Trade a KKK founder for Gen. Longstreet, said Roy Barnes.

ATLANTA — A former Georgia governor said the state should swap out statues of Confederate generals on the grounds of the State Capitol. Roy Barnes, who left the governor’s mansion 18 years ago, said a Confederate general worthy of a statue should replace an unworthy one.  

The statue of General and former Georgia Governor John Gordon has been a flashpoint for years because of Gordon’s reputed role in founding the Ku Klux Klan.  

In an interview with 11Alive during a discussion about Stone Mountain Park, Barnes said he favors eliminating the Gordon statue and replacing it with one of General James Longstreet. 

Longstreet was a three-star general in the Confederate army – a top assistant to General Robert E. Lee. Longstreet is honored with a statue at the site of his old home northeast of Atlanta in Gainesville.  

When Ulysses Grant ran for president, Longstreet surprised southerners by supporting Grant. Longstreet became a Republican in a region still dominated by secessionist Democrats.  Longstreet had befriended Grant when both enrolled at West Point.

"He was ostracized because after the war, after the civil war, what he said was, 'we were wrong to fight, to lose and to shed blood for slavery. And we should accept those that are freed as equal parts of our society,'" Barnes said.

Longstreet served as a federal operative in Louisiana and worked to subdue violence against African Americans following emancipation and the surrender of the Confederacy.

Credit: Library of Congress
James Longstreet

During the Civil War, Longstreet was known for leading the South in the battle at Chickamauga, and the failed Confederate "Pickett's Charge" at Gettysburg.
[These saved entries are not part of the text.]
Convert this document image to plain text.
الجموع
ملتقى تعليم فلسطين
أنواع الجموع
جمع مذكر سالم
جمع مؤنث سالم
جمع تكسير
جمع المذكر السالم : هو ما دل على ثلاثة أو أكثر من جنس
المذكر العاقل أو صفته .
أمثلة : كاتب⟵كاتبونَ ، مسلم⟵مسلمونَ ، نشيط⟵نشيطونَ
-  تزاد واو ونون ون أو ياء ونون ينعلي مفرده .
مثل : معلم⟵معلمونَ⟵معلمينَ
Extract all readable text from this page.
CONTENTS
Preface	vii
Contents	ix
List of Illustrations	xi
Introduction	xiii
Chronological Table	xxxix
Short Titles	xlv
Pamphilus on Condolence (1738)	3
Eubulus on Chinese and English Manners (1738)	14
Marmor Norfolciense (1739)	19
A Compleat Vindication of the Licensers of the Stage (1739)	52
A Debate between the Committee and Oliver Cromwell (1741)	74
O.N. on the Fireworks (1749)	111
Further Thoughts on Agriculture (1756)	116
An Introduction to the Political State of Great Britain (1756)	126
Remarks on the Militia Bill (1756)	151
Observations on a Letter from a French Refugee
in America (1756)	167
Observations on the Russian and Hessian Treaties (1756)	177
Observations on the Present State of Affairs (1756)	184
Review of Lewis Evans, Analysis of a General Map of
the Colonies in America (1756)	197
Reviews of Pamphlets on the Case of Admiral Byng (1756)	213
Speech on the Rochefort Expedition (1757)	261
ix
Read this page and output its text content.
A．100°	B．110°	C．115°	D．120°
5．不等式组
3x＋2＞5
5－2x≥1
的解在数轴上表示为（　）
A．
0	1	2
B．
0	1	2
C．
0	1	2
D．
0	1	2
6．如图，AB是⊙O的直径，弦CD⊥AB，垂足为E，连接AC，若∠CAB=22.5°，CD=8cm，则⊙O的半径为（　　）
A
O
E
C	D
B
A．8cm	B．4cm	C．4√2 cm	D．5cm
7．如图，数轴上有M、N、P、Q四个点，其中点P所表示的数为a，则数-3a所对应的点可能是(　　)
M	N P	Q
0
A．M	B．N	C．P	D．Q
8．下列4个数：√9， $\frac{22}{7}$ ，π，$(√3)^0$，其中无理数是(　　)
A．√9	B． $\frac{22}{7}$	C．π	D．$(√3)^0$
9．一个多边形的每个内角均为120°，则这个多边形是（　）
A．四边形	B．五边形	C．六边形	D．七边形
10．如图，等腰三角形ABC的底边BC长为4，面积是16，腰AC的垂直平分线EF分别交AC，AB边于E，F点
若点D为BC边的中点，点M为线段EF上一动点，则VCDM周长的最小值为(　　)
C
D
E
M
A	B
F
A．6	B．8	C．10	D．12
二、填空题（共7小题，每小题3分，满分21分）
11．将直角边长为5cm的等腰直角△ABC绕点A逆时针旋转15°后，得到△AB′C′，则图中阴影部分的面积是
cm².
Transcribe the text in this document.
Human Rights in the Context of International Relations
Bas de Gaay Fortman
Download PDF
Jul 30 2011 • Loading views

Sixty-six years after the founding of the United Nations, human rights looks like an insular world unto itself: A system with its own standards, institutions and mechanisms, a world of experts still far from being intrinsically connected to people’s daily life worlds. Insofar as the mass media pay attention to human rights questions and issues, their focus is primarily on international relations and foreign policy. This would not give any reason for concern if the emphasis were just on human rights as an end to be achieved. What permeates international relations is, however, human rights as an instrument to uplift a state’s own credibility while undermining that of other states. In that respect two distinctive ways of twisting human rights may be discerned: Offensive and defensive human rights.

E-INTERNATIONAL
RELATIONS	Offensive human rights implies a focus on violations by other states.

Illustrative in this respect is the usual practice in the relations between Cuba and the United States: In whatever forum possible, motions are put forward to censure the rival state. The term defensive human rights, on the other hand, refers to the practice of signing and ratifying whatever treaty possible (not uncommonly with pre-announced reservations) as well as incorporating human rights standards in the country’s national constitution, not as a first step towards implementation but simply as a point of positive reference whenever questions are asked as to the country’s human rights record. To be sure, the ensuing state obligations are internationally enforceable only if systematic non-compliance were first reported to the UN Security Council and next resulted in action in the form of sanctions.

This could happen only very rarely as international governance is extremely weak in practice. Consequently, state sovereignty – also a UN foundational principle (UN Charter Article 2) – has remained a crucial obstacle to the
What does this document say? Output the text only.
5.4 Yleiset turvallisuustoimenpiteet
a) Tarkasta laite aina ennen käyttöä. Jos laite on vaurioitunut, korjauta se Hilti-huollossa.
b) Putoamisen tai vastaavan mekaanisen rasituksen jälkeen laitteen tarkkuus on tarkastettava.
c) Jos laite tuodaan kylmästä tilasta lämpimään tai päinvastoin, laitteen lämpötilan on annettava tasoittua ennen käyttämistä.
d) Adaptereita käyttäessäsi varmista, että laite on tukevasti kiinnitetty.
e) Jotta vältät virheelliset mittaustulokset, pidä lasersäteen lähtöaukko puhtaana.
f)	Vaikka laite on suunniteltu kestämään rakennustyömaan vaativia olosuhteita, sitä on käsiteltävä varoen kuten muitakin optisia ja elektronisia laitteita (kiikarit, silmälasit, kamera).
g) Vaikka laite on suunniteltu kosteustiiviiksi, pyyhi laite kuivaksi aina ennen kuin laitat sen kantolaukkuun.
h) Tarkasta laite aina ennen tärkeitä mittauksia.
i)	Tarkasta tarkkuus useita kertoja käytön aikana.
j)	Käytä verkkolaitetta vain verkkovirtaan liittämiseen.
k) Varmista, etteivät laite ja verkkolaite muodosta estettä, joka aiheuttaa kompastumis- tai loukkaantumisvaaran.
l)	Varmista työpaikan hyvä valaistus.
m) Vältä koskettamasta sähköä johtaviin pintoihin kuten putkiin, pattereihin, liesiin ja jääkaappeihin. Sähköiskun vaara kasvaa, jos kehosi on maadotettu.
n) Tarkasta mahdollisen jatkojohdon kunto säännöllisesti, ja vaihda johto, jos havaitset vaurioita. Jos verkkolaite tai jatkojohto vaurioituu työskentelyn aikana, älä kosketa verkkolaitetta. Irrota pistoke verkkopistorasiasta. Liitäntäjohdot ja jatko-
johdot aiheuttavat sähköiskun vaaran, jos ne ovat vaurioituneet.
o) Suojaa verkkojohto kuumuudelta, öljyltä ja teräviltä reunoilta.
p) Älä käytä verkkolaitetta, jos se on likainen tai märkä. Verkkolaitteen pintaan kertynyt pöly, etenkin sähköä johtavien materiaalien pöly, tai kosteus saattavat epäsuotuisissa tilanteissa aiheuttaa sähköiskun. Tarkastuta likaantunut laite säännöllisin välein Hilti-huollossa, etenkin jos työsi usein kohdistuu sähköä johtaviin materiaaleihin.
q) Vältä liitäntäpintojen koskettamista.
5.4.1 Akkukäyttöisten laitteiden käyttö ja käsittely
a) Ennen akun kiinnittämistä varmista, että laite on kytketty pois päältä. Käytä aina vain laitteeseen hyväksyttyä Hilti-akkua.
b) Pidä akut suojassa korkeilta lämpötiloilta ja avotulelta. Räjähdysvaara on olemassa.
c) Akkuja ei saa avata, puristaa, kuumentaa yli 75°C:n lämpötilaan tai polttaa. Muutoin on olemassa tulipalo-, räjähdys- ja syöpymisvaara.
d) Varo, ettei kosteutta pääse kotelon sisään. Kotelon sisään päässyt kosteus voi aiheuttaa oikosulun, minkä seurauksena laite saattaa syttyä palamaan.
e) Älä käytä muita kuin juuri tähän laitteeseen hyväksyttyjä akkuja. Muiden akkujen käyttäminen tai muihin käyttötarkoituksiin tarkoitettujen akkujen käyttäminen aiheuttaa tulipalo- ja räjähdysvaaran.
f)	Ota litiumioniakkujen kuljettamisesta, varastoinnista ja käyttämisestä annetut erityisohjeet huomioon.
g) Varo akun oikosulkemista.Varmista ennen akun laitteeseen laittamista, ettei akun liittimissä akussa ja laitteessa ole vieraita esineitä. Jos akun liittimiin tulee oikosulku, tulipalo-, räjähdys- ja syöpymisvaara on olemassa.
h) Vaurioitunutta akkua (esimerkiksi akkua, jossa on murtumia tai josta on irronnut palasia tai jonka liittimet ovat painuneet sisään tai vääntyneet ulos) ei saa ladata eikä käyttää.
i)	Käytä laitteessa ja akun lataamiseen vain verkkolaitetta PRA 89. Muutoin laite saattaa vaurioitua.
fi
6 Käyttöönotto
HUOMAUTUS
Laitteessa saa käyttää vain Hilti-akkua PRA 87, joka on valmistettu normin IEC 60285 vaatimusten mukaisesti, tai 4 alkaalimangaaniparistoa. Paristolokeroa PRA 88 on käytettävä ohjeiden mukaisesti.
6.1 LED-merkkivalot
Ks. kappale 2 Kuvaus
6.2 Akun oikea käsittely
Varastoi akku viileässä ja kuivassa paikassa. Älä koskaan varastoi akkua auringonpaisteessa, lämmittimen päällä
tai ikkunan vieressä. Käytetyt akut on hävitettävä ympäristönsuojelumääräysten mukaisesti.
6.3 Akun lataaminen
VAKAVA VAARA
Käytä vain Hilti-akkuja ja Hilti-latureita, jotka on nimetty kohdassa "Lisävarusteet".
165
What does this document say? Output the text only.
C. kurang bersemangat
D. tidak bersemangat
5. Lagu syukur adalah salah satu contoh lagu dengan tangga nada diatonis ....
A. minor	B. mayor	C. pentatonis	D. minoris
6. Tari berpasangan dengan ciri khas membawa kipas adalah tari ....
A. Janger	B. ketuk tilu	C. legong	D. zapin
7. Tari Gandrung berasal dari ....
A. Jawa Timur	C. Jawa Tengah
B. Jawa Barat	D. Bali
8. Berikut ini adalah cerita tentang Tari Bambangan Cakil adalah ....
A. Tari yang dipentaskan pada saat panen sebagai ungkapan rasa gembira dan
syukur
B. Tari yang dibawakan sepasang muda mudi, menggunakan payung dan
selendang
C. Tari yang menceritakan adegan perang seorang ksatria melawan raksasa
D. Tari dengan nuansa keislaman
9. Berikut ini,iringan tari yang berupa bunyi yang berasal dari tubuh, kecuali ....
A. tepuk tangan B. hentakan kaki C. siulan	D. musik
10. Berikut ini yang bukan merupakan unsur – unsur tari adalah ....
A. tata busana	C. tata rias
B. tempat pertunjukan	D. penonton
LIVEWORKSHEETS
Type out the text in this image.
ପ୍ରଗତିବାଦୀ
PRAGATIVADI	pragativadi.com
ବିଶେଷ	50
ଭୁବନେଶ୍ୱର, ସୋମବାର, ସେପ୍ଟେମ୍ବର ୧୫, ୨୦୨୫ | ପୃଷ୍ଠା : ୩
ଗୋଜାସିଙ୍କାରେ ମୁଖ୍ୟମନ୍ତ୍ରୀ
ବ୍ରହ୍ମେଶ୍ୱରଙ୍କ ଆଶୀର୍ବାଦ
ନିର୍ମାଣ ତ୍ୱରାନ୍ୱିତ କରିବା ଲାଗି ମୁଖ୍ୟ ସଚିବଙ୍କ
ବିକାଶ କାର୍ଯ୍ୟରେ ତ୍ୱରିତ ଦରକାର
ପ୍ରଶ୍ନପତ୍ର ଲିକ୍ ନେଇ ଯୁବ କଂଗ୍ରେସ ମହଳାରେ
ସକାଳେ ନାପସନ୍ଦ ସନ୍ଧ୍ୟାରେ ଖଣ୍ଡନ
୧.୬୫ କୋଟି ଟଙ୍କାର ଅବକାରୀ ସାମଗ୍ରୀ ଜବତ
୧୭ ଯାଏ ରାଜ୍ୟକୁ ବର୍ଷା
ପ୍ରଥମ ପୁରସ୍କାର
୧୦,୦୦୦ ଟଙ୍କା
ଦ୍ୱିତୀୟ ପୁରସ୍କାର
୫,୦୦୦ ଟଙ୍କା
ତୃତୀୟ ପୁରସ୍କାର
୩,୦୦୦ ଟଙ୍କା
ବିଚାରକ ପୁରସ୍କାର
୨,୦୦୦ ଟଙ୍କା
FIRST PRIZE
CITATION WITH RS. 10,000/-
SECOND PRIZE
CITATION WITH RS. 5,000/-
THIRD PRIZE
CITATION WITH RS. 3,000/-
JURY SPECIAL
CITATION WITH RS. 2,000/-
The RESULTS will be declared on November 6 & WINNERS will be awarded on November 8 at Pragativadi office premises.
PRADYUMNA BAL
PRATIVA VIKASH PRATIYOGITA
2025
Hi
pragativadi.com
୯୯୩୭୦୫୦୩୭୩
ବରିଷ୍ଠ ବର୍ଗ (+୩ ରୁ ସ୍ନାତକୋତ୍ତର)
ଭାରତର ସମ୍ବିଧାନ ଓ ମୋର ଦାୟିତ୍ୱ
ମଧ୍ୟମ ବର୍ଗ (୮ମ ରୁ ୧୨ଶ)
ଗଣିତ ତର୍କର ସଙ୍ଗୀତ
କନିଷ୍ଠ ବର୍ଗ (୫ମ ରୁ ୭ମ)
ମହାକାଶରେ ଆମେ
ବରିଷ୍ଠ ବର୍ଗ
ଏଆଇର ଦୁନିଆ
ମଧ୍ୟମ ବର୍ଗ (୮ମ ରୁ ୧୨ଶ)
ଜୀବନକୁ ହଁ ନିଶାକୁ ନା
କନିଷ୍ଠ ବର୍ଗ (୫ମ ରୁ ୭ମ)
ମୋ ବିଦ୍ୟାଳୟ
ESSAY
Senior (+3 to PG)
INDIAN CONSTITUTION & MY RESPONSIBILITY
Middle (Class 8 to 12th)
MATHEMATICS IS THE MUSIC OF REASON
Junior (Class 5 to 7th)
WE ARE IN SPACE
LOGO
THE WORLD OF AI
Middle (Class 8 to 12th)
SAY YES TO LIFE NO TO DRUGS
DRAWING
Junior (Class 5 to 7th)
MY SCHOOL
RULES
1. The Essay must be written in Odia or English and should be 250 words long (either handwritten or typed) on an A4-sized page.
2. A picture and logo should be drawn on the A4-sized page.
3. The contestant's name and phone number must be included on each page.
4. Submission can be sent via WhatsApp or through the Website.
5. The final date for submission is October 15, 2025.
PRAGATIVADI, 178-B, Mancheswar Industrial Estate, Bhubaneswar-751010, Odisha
As governor, Barnes led the effort in 2000 to replace Georgia’s state flag – dominated by the St Andrews cross -- and lost re-election to Sonny Perdue afterward. Barnes was the last Democrat to serve as Georgia's governor.

Aside from replacing Gordon with Longstreet, Barnes said the state should also recognize another post-Civil War Georgian,who was an early enemy of the Klan: Amos Akerman of Cartersville, who was Grant’s attorney general.

"He was very much for, and pushed for the former slaves, and the full rights thereof," Barnes said.  "That story should be told. We don’t tell those stories because of this mythology of the 'lost cause,' but the true history (of the Civil War and Reconstruction) should be told."

The former governor said the stories of Akerman and Longstreet need to be told not only at the State Capitol – but also at Stone Mountain Park, where state officials have begun re-thinking its Confederate messaging.